Schon jetzt ist die neue Musik an vielen Orten sehr vielgestaltig, offen und tolerant – wenn auch noch nicht überall gleichermaßen. Festivals, Konzerthäuser, Ensembles und Symposien haben sich auf verschiedene Weise damit auseinandergesetzt. Beispiele dafür sind das Forum neuer Musik im Deutschlandfunk, das Essener NOW!-Festival, die Donaueschinger Musiktage im vergangenen oder die MaerzMusik in diesem Jahr. Bereits im Jahr 1980 veröffent-lichte die Neue Zeitschrift für Musik einen Artikel von John Rockwell, in dem Diversität als wichtiger Trend in der US-amerikanischen Musikkuration dargestellt wurde. Dieser Essay konzentriert sich allerdings nicht auf die Vergangenheit, sondern auf die Gegenwart, auf den momentanen Stand der Dinge. Dabei postkoloniale wie dekoloniale Mechanismen in ihrer Gesamtheit zu zeigen, ist in diesem Rahmen nicht möglich. Ohne Anspruch auf Vollständigkeit, soll hier auf einige Punkte hingewiesen werden, die sich in Gesprächen mit Akteur*innen der Szene als besonders wichtig erwiesen haben – als Ermutigung, von hier aus weiterzuforschen.

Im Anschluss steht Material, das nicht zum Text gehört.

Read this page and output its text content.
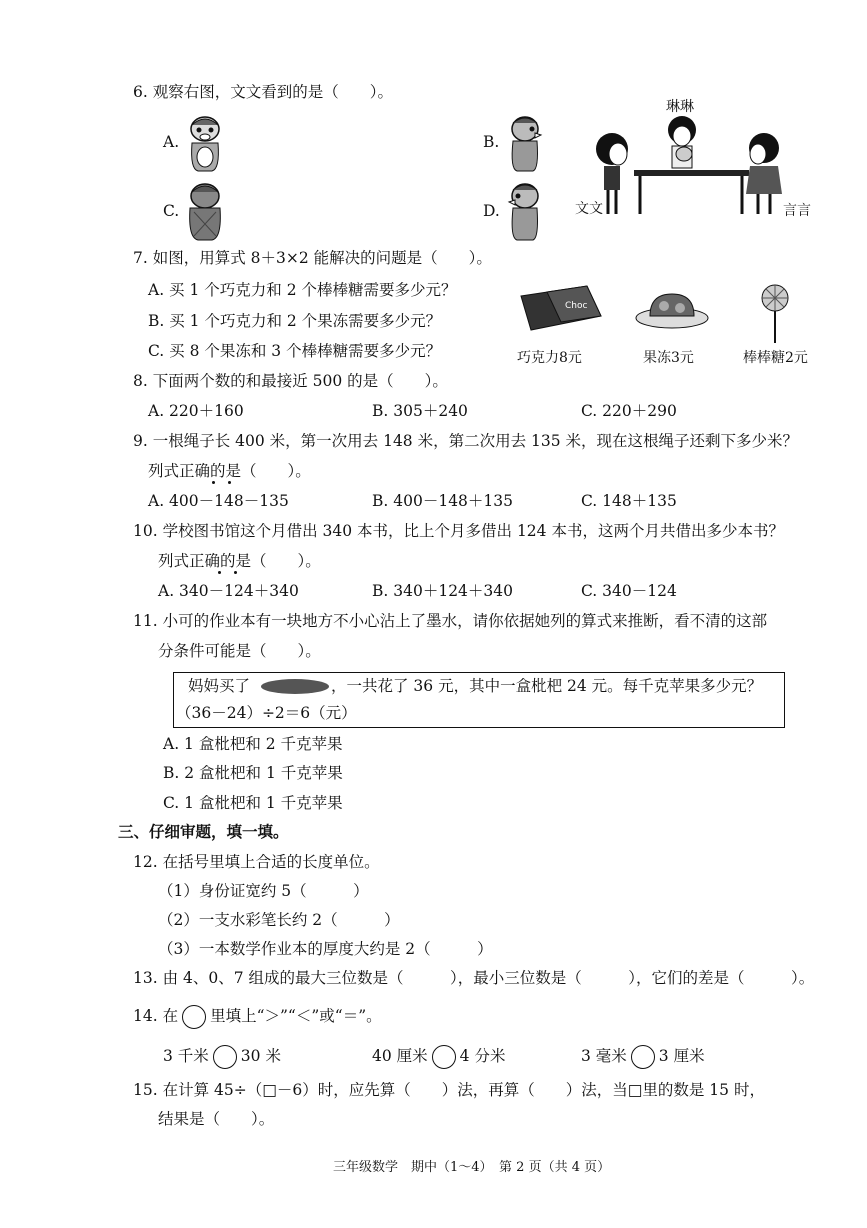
6. 观察右图，文文看到的是（　　）。
A.	B.
C.	D.
琳琳
文文	言言
7. 如图，用算式 8＋3×2 能解决的问题是（　　）。
A. 买 1 个巧克力和 2 个棒棒糖需要多少元？
B. 买 1 个巧克力和 2 个果冻需要多少元？
C. 买 8 个果冻和 3 个棒棒糖需要多少元？
Choc
巧克力8元	果冻3元	棒棒糖2元
8. 下面两个数的和最接近 500 的是（　　）。
A. 220＋160	B. 305＋240	C. 220＋290
9. 一根绳子长 400 米，第一次用去 148 米，第二次用去 135 米，现在这根绳子还剩下多少米？
列式正确的是（　　）。
A. 400－148－135	B. 400－148＋135	C. 148＋135
10. 学校图书馆这个月借出 340 本书，比上个月多借出 124 本书，这两个月共借出多少本书？
列式正确的是（　　）。
A. 340－124＋340	B. 340＋124＋340	C. 340－124
11. 小可的作业本有一块地方不小心沾上了墨水，请你依据她列的算式来推断，看不清的这部
分条件可能是（　　）。
妈妈买了	，一共花了 36 元，其中一盒枇杷 24 元。每千克苹果多少元？
（36－24）÷2＝6（元）
A. 1 盒枇杷和 2 千克苹果
B. 2 盒枇杷和 1 千克苹果
C. 1 盒枇杷和 1 千克苹果
三、仔细审题，填一填。
12. 在括号里填上合适的长度单位。
（1）身份证宽约 5（　　　）
（2）一支水彩笔长约 2（　　　）
（3）一本数学作业本的厚度大约是 2（　　　）
13. 由 4、0、7 组成的最大三位数是（　　　），最小三位数是（　　　），它们的差是（　　　）。
14. 在 里填上“＞”“＜”或“＝”。
3 千米 30 米	40 厘米 4 分米	3 毫米 3 厘米
15. 在计算 45÷（□－6）时，应先算（　　）法，再算（　　）法，当□里的数是 15 时，
结果是（　　）。
三年级数学　期中（1～4）　第 2 页（共 4 页）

Ein häufiges Missverständnis im Zusammenhang mit dem Begriff „postkolonial“ besteht darin, dass er oft zeitlich verstanden wird, als würde er die Phase beschreiben, nachdem sich ein Land von seiner Fremdherrschaft gelöst hat. Im Laufe der Nachkriegszeit wurden zwar die meisten ehemaligen Kolonien in die staatliche Souveränität entlassen, allerdings waren durch die politische Dekolonisation nicht die kolonialen Beziehungen mit einem Schlag beendet: Viele Abhängigkeitsverhältnisse, beispielsweise auf wirtschaftlichem Gebiet, dauerten fort – sie wurden seit den 1960er Jahren unter dem Begriff des Neokolonialismus diskutiert. Außerdem machten in vielen neu unabhängig gewordenen Staaten die Eliten eine Politik, die sich von der innerhalb der Kolonialzeit nur wenig unterschied. Postkolonial erschöpft sich also nicht in einem zeitlichen „danach“, das Wort zielt vor allem auf die Dekonstruktion und Überwindung zentraler Annahmen. Es geht um eine Auseinandersetzung mit und eine Anfechtung von kolonialen Diskursen, Machtstrukturen und sozialen Hierarchien.

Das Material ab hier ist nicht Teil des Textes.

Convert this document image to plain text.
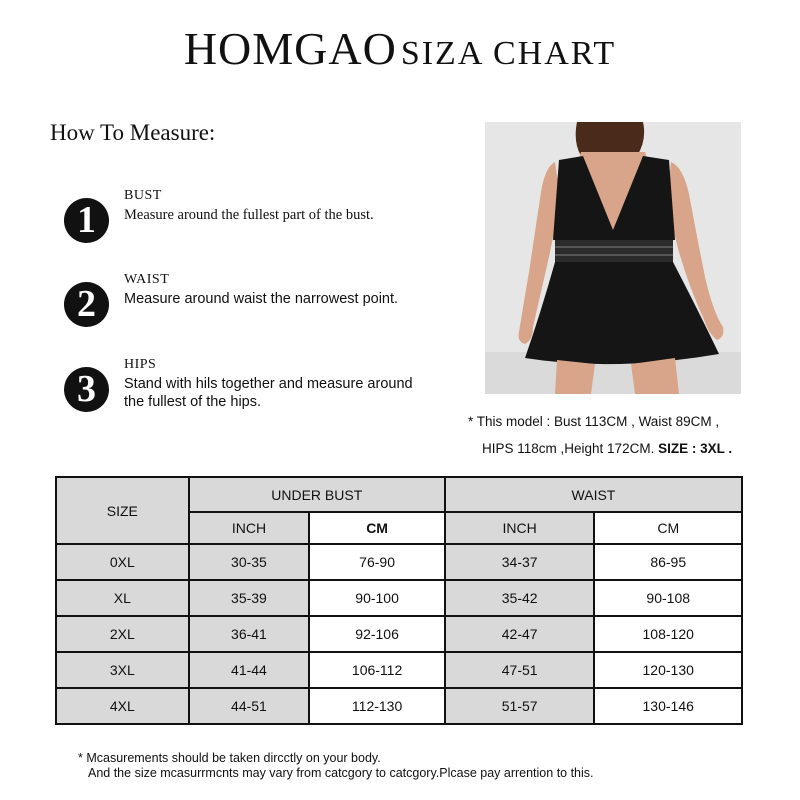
HOMGAO SIZA CHART
How To Measure:
1
BUST
Measure around the fullest part of the bust.
2
WAIST
Measure around waist the narrowest point.
3
HIPS
Stand with hils together and measure around
the fullest of the hips.
* This model : Bust 113CM , Waist 89CM ,
HIPS 118cm ,Height 172CM. SIZE : 3XL .
SIZE	UNDER BUST		WAIST	
	INCH	CM	INCH	CM
0XL	30-35	76-90	34-37	86-95
XL	35-39	90-100	35-42	90-108
2XL	36-41	92-106	42-47	108-120
3XL	41-44	106-112	47-51	120-130
4XL	44-51	112-130	51-57	130-146
* Mcasurements should be taken dircctly on your body.
And the size mcasurrmcnts may vary from catcgory to catcgory.Plcase pay arrention to this.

Aber was bedeutet das in Bezug auf zeitgenössische Musik? Darauf gibt es viele verschiedene Antworten. Der Komponist und Kurator meLê yamomo formuliert seine Sichtweise in deutlichen Worten: „An diesem Punkt stelle ich immer wieder fest, dass die zeitgenössische Musik keine zeitgenössische Musik ist. Stattdessen ist sie die Sackgasse der Evolution der westlichen Musik. Und zwar eine Sackgasse wegen ihrer Arroganz, auf die die zeitgenössische Musik immer noch besteht. Sie ist immer noch Teil des kolonialen Systems, das sich weigert, andere Systeme als gleichwertig zu betrachten.“ Auch wenn das Export- und Missionierungsbedürfnis der neuen Musik aus den 1950er Jahren mittlerweile überwunden scheint, ist die neue Musik nach wie vor in zahlreiche Fallstricke verheddert. Einer davon ist unsichtbar: Die Musikwissenschaftlerin und Komponistin Dana Reason hat dieses Phänomen den „Mythos der Abwesenheit“ genannt, erklärt der Musikwissenschaftler und Saxophonist Harald Kisiedu. „Der Begriff lässt sich sehr gut auf die Abwesenheit afrodiasporischer Komponist*innen anwenden – im Hinblick auf Konzertprogramme, im Hinblick auf die Geschichtsschreibung und das fast vollständige Fehlen eines Bewusstseins für afrodiasporische Musik und ihre Geschichte, die Teil der zeitgenössischen Musik ist.“ Auch wenn Kisiedu explizit von afrodiasporischer Musik spricht, kann der „Mythos der Abwesenheit“ ausgeweitet werden auf alle Musiktraditionen, die nicht den gängigen anerkannten innerhalb der Neuen-Musik-Szene entsprechen.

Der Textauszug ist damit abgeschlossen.